Ce roman (1948) a fait l’objet d’une adaptation cinématographique, sous le titre Épouse (1953) par Mikio Naruse, ce qui se comprend parfaitement, car il est représentatif de l’époque et des mentalités dans le Japon de l’après-guerre. D’ailleurs le cinéaste a adapté plusieurs des romans de Fumiko Hayashi.
Les yeux bruns présente un couple la quarantaine qui vit dans une maison sans luxe, mais dont ils doivent néanmoins être les propriétaires, puisqu’ils en louent deux locaux à l’étage. L’un est occupé par un étudiant qui fait de la peinture et l’autre par un couple en difficultés financières, le mari s’avérant incapable de retrouver une activité normale après avoir subi le traumatisme de la guerre comme combattant.
Les propriétaires sont un couple arrangé qui s’est marié après une présentation où chacun s’est fait son idée assez rapidement. Leur mariage doit dater de 10-15 ans. Chacun a cru de son côté que l’amour viendrait avec le temps. Mais ils n’ont pas d’enfant et ils commencent à avoir des récriminations l’un envers l’autre, car leur situation leur laisse des regrets. Mineko la femme au foyer ne se sent pas heureuse, car son époux, Jûichi, ne se montre pas assez attentionné. Il semblerait d’ailleurs qu’il n’éprouve plus guère de désir pour elle. Par ailleurs, on le découvre séduit par le charme d’une employée à leur travail, une veuve qui vit avec un enfant. Outre un charme certain, cette femme encore jeune, Fusako Sagara, affiche malgré son malheur un réel appétit de vivre. Comme on dit aujourd’hui, elle positive et son caractère enjoué plait à Jûichi.

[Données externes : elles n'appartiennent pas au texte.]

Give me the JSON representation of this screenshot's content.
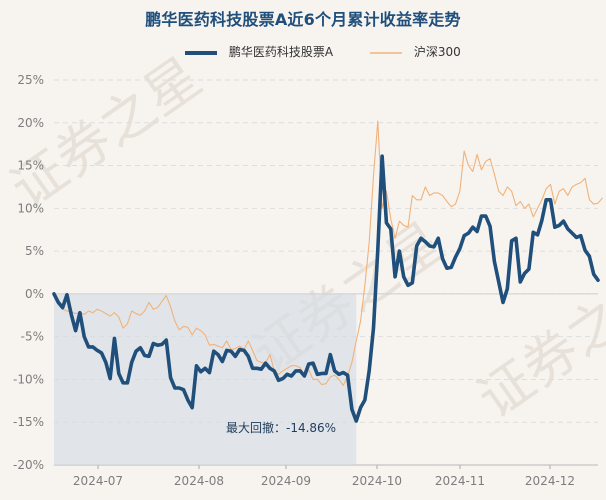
{
  "chart_data": {
    "type": "line",
    "title": "鹏华医药科技股票A近6个月累计收益率走势",
    "xlabel": "",
    "ylabel": "",
    "ylim": [
      -20,
      25
    ],
    "y_ticks": [
      "25%",
      "20%",
      "15%",
      "10%",
      "5%",
      "0%",
      "-5%",
      "-10%",
      "-15%",
      "-20%"
    ],
    "x_ticks": [
      "2024-07",
      "2024-08",
      "2024-09",
      "2024-10",
      "2024-11",
      "2024-12"
    ],
    "grid": true,
    "legend_placement": "top-center",
    "series": [
      {
        "name": "鹏华医药科技股票A",
        "color": "#1f4f7a",
        "style": "bold-line",
        "values": [
          0.0,
          -1.0,
          -1.6,
          -0.1,
          -2.4,
          -4.3,
          -2.2,
          -5.0,
          -6.2,
          -6.2,
          -6.6,
          -6.9,
          -8.0,
          -9.9,
          -5.2,
          -9.3,
          -10.4,
          -10.4,
          -8.0,
          -6.7,
          -6.3,
          -7.2,
          -7.3,
          -5.8,
          -6.0,
          -5.9,
          -5.4,
          -9.8,
          -11.0,
          -11.0,
          -11.2,
          -12.4,
          -13.3,
          -8.4,
          -9.1,
          -8.7,
          -9.2,
          -6.7,
          -7.1,
          -7.9,
          -6.6,
          -6.7,
          -7.3,
          -6.5,
          -6.6,
          -7.3,
          -8.7,
          -8.7,
          -8.8,
          -8.1,
          -8.7,
          -9.0,
          -10.1,
          -9.9,
          -9.4,
          -9.6,
          -9.0,
          -9.0,
          -9.6,
          -8.2,
          -8.1,
          -9.4,
          -9.3,
          -9.3,
          -7.1,
          -9.0,
          -9.4,
          -9.2,
          -9.5,
          -13.5,
          -14.86,
          -13.3,
          -12.4,
          -9.0,
          -4.0,
          5.2,
          16.1,
          8.3,
          7.6,
          2.0,
          5.0,
          2.0,
          1.0,
          1.3,
          5.6,
          6.5,
          6.1,
          5.6,
          5.5,
          6.5,
          4.1,
          3.0,
          3.1,
          4.3,
          5.3,
          6.8,
          7.1,
          7.8,
          7.3,
          9.1,
          9.1,
          7.9,
          3.8,
          1.4,
          -1.0,
          0.6,
          6.2,
          6.5,
          1.4,
          2.4,
          2.9,
          7.2,
          6.9,
          8.6,
          11.0,
          11.0,
          7.8,
          8.0,
          8.5,
          7.6,
          7.1,
          6.6,
          6.8,
          5.1,
          4.4,
          2.3,
          1.6
        ]
      },
      {
        "name": "沪深300",
        "color": "#f0b27a",
        "style": "thin-line",
        "values": [
          -0.2,
          -1.0,
          -1.8,
          -2.0,
          -2.1,
          -2.3,
          -2.2,
          -2.4,
          -2.0,
          -2.2,
          -1.8,
          -2.0,
          -2.3,
          -2.6,
          -2.2,
          -2.7,
          -4.0,
          -3.5,
          -2.0,
          -2.3,
          -2.5,
          -2.0,
          -1.0,
          -1.8,
          -1.6,
          -0.9,
          -0.2,
          -1.5,
          -3.2,
          -4.2,
          -3.8,
          -3.9,
          -4.8,
          -4.0,
          -4.3,
          -4.8,
          -6.0,
          -5.9,
          -6.1,
          -6.3,
          -5.5,
          -6.5,
          -6.4,
          -6.1,
          -6.5,
          -5.5,
          -6.6,
          -7.8,
          -8.0,
          -8.1,
          -7.1,
          -8.9,
          -9.4,
          -9.0,
          -8.7,
          -8.4,
          -8.4,
          -8.6,
          -9.7,
          -8.9,
          -10.0,
          -10.0,
          -10.6,
          -10.5,
          -9.7,
          -9.5,
          -10.0,
          -10.7,
          -9.6,
          -8.0,
          -5.5,
          -3.2,
          1.0,
          6.0,
          13.8,
          20.2,
          10.0,
          12.0,
          8.8,
          6.5,
          8.5,
          8.0,
          7.8,
          11.5,
          11.0,
          11.0,
          12.5,
          11.5,
          11.8,
          11.8,
          11.5,
          10.8,
          10.2,
          10.5,
          12.0,
          16.7,
          15.0,
          14.3,
          16.3,
          14.5,
          15.5,
          15.8,
          14.0,
          12.0,
          11.5,
          12.5,
          12.0,
          10.3,
          10.8,
          10.0,
          10.5,
          9.0,
          10.0,
          11.0,
          12.3,
          12.8,
          10.5,
          12.0,
          12.3,
          11.5,
          12.5,
          12.8,
          13.0,
          13.5,
          11.0,
          10.5,
          10.6,
          11.2
        ]
      }
    ],
    "annotations": [
      {
        "text": "最大回撤：-14.86%"
      }
    ],
    "watermark": "证券之星"
  }
}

Le roman est centré sur Jûichi qui se montre un homme assez faible finalement. Ceci dit, il a quelques raisons à faire valoir. Outre son mariage arrangé qui l’amène à penser qu’il s’est engagé sur un malentendu, Jûichi vit dans un pays traumatisé par la guerre qui s’est soldée par la cuisante défaite du Japon. Cela se sent dans une atmosphère, une ambiance morose, où les soucis prennent souvent le pas dans les préoccupations du quotidien. La faiblesse de Jûichi se caractérise par sa difficulté à assumer ses engagements et ses envies profondes. Il est franchement attiré par la charmante Fusako, mais n’arrive pas à rompre avec Mineko. Il semblerait que Mineko comme Jûichi soient marqués par le poids des traditions, surtout Mineko finalement.

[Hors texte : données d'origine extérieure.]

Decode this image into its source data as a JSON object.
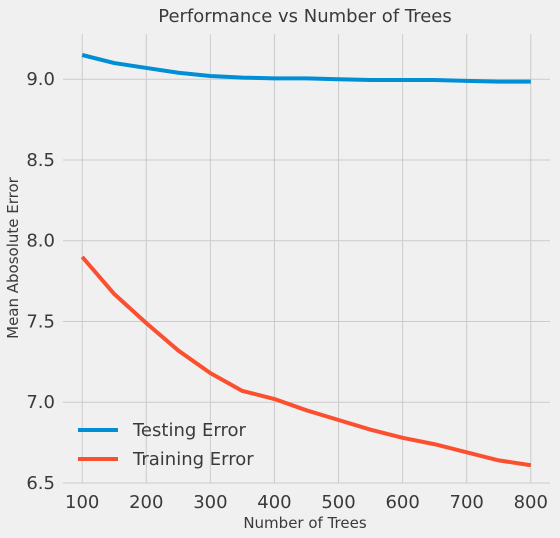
{
  "chart_data": {
    "type": "line",
    "title": "Performance vs Number of Trees",
    "xlabel": "Number of Trees",
    "ylabel": "Mean Abosolute Error",
    "xlim": [
      70,
      830
    ],
    "ylim": [
      6.5,
      9.28
    ],
    "xticks": [
      100,
      200,
      300,
      400,
      500,
      600,
      700,
      800
    ],
    "yticks": [
      6.5,
      7.0,
      7.5,
      8.0,
      8.5,
      9.0
    ],
    "ytick_labels": [
      "6.5",
      "7.0",
      "7.5",
      "8.0",
      "8.5",
      "9.0"
    ],
    "grid": true,
    "legend_position": "lower-left",
    "x": [
      100,
      150,
      200,
      250,
      300,
      350,
      400,
      450,
      500,
      550,
      600,
      650,
      700,
      750,
      800
    ],
    "series": [
      {
        "name": "Testing Error",
        "color": "#008fd5",
        "values": [
          9.15,
          9.1,
          9.07,
          9.04,
          9.02,
          9.01,
          9.005,
          9.005,
          9.0,
          8.995,
          8.995,
          8.995,
          8.99,
          8.985,
          8.985
        ]
      },
      {
        "name": "Training Error",
        "color": "#fc4f30",
        "values": [
          7.9,
          7.67,
          7.49,
          7.32,
          7.18,
          7.07,
          7.02,
          6.95,
          6.89,
          6.83,
          6.78,
          6.74,
          6.69,
          6.64,
          6.61
        ]
      }
    ]
  }
}
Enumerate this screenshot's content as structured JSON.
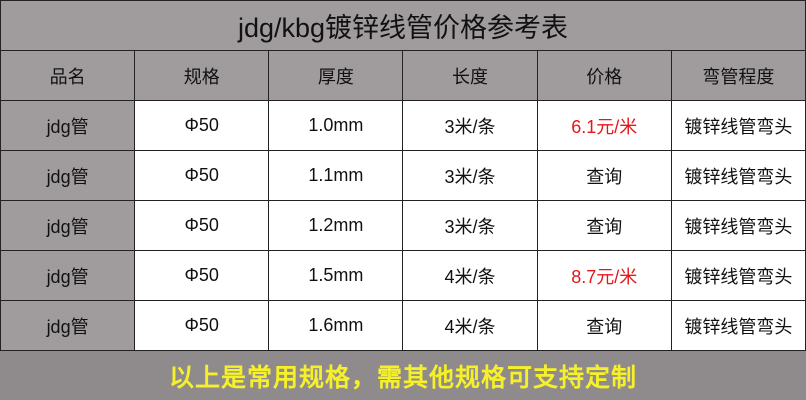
{
  "title": "jdg/kbg镀锌线管价格参考表",
  "headers": [
    "品名",
    "规格",
    "厚度",
    "长度",
    "价格",
    "弯管程度"
  ],
  "rows": [
    [
      "jdg管",
      "Φ50",
      "1.0mm",
      "3米/条",
      "6.1元/米",
      "镀锌线管弯头"
    ],
    [
      "jdg管",
      "Φ50",
      "1.1mm",
      "3米/条",
      "查询",
      "镀锌线管弯头"
    ],
    [
      "jdg管",
      "Φ50",
      "1.2mm",
      "3米/条",
      "查询",
      "镀锌线管弯头"
    ],
    [
      "jdg管",
      "Φ50",
      "1.5mm",
      "4米/条",
      "8.7元/米",
      "镀锌线管弯头"
    ],
    [
      "jdg管",
      "Φ50",
      "1.6mm",
      "4米/条",
      "查询",
      "镀锌线管弯头"
    ]
  ],
  "footer": "以上是常用规格，需其他规格可支持定制",
  "colors": {
    "header_bg": "#a09c9d",
    "footer_bg": "#8f8b8c",
    "footer_text": "#f6f02a",
    "price_red": "#e8151b"
  }
}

Alors, si Jûichi parvient à profiter des circonstances pour passer un peu de temps avec Fusako, ensuite il aurait tendance à fantasmer sur la vie qu’il pourrait avoir avec elle, plutôt que de prendre une décision. D’ailleurs, quand la famille de Mineko finit par apprendre ses infidélités et qu’un oncle de Mineko vient le trouver pour le convoquer à une sorte de conseil de famille, Jûichi n’hésite pas à mentir pour dire qu’il viendra alors qu’il sait déjà qu’il n’ira pas. Quant à Mineko, son dialogue avec sa sœur s’avère désespérant car elle reste bloquée sur sa position. Dans son esprit, Jûichi lui appartient et elle ira jusqu’à trouver Fusako pour défendre ce qu’elle considère comme son droit. A noter que Les yeux bruns du titre correspondent à ceux de Mineko. Et, contrairement à ce qu’on pourrait imaginer au premier abord, cela ne correspond pas à quelque chose de romantique. Ces yeux dont Jûichi croise régulièrement le regard sont régulièrement lourds de reproches.

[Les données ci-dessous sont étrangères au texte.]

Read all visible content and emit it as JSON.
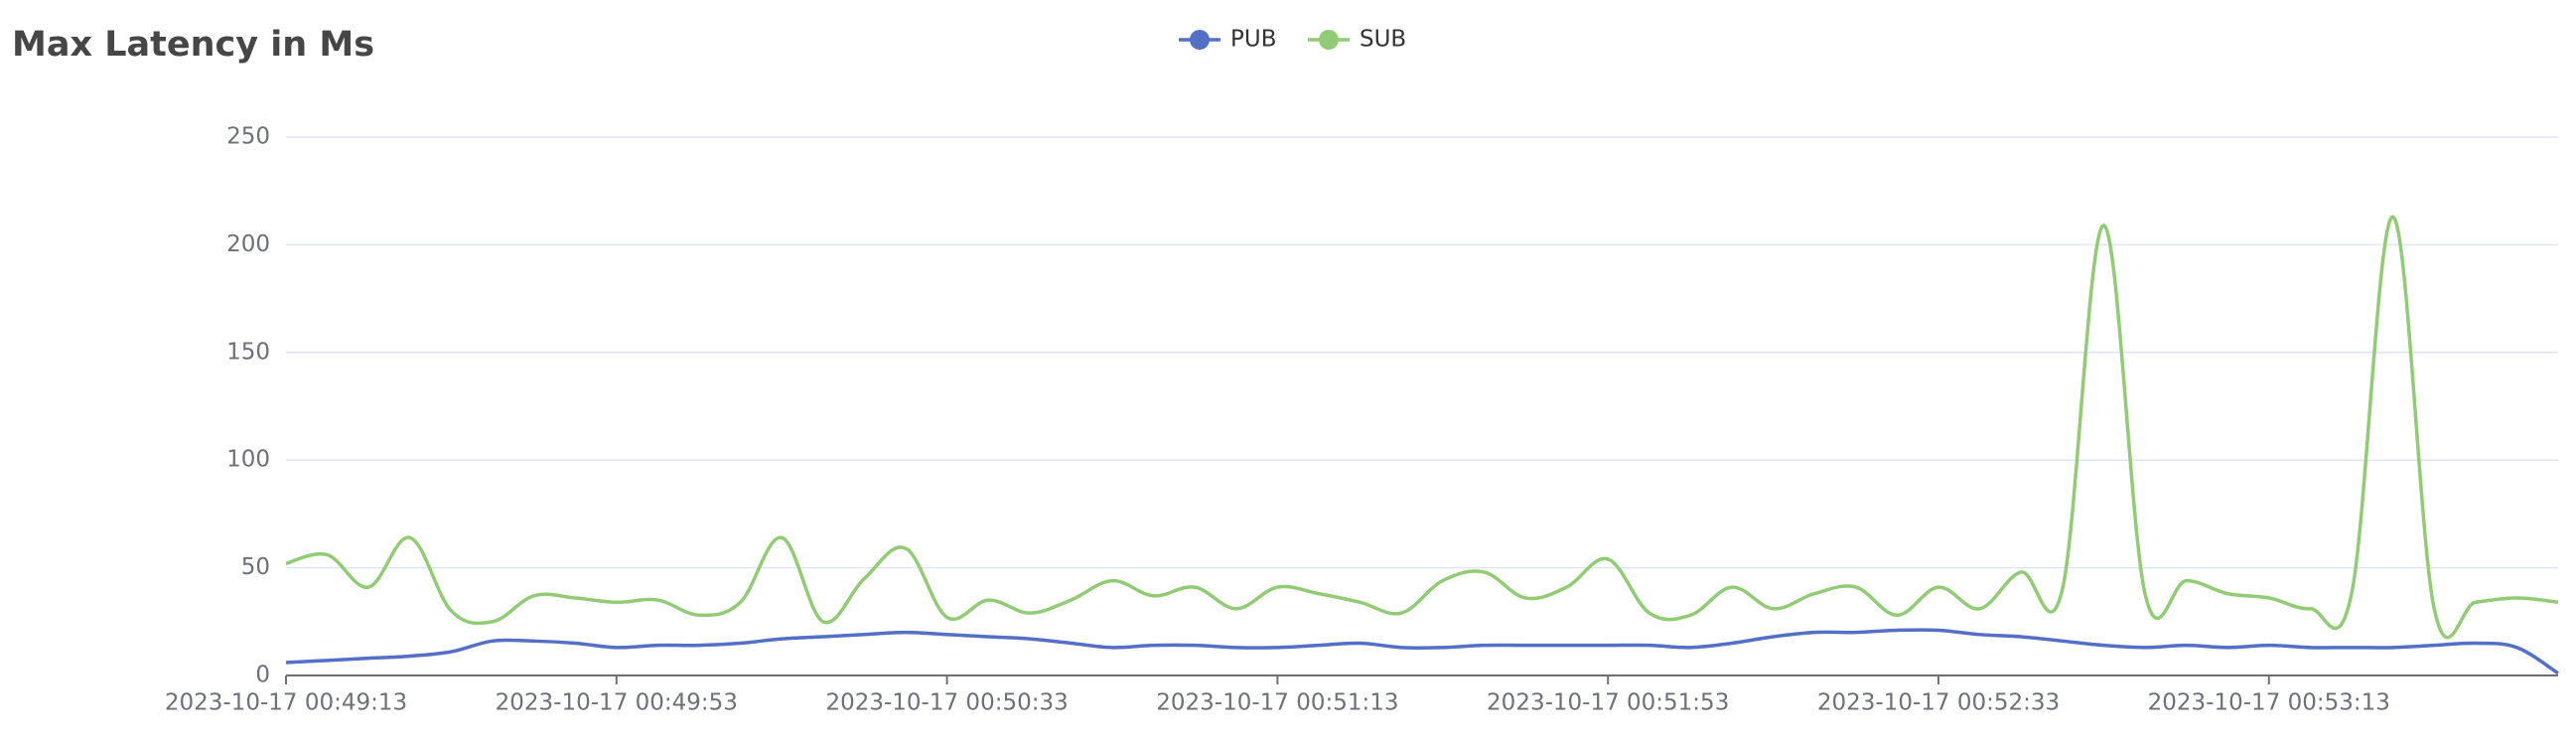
{
  "chart_data": {
    "type": "line",
    "title": "Max Latency in Ms",
    "categories": [
      "2023-10-17 00:49:13",
      null,
      null,
      null,
      null,
      null,
      null,
      null,
      "2023-10-17 00:49:53",
      null,
      null,
      null,
      null,
      null,
      null,
      null,
      "2023-10-17 00:50:33",
      null,
      null,
      null,
      null,
      null,
      null,
      null,
      "2023-10-17 00:51:13",
      null,
      null,
      null,
      null,
      null,
      null,
      null,
      "2023-10-17 00:51:53",
      null,
      null,
      null,
      null,
      null,
      null,
      null,
      "2023-10-17 00:52:33",
      null,
      null,
      null,
      null,
      null,
      null,
      null,
      "2023-10-17 00:53:13",
      null,
      null,
      null,
      null,
      null,
      null,
      null
    ],
    "series": [
      {
        "name": "PUB",
        "color": "#5470c6",
        "values": [
          6,
          7,
          8,
          9,
          11,
          16,
          16,
          15,
          13,
          14,
          14,
          15,
          17,
          18,
          19,
          20,
          19,
          18,
          17,
          15,
          13,
          14,
          14,
          13,
          13,
          14,
          15,
          13,
          13,
          14,
          14,
          14,
          14,
          14,
          13,
          15,
          18,
          20,
          20,
          21,
          21,
          19,
          18,
          16,
          14,
          13,
          14,
          13,
          14,
          13,
          13,
          13,
          14,
          15,
          13,
          1
        ]
      },
      {
        "name": "SUB",
        "color": "#91cc75",
        "values": [
          52,
          56,
          41,
          64,
          30,
          25,
          37,
          36,
          34,
          35,
          28,
          34,
          64,
          25,
          45,
          59,
          27,
          35,
          29,
          35,
          44,
          37,
          41,
          31,
          41,
          38,
          34,
          29,
          44,
          48,
          36,
          41,
          54,
          29,
          28,
          41,
          31,
          38,
          41,
          28,
          41,
          31,
          48,
          40,
          209,
          38,
          44,
          38,
          36,
          31,
          38,
          213,
          31,
          34,
          36,
          34
        ]
      }
    ],
    "ylim": [
      0,
      250
    ],
    "yticks": [
      0,
      50,
      100,
      150,
      200,
      250
    ],
    "grid": true,
    "legend": "top"
  }
}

Ce roman montre donc le malaise ambiant dans le Japon de l’après-guerre, sous la plume sensible de Fumiko Hayashi. Dans ce pays encore traumatisé, la relation entre les hommes et les femmes fait déjà apparaître l’opposition entre traditions et modernisme. Et, malheureusement, les aspirations des uns et des autres se heurtent aux réalités, financières notamment.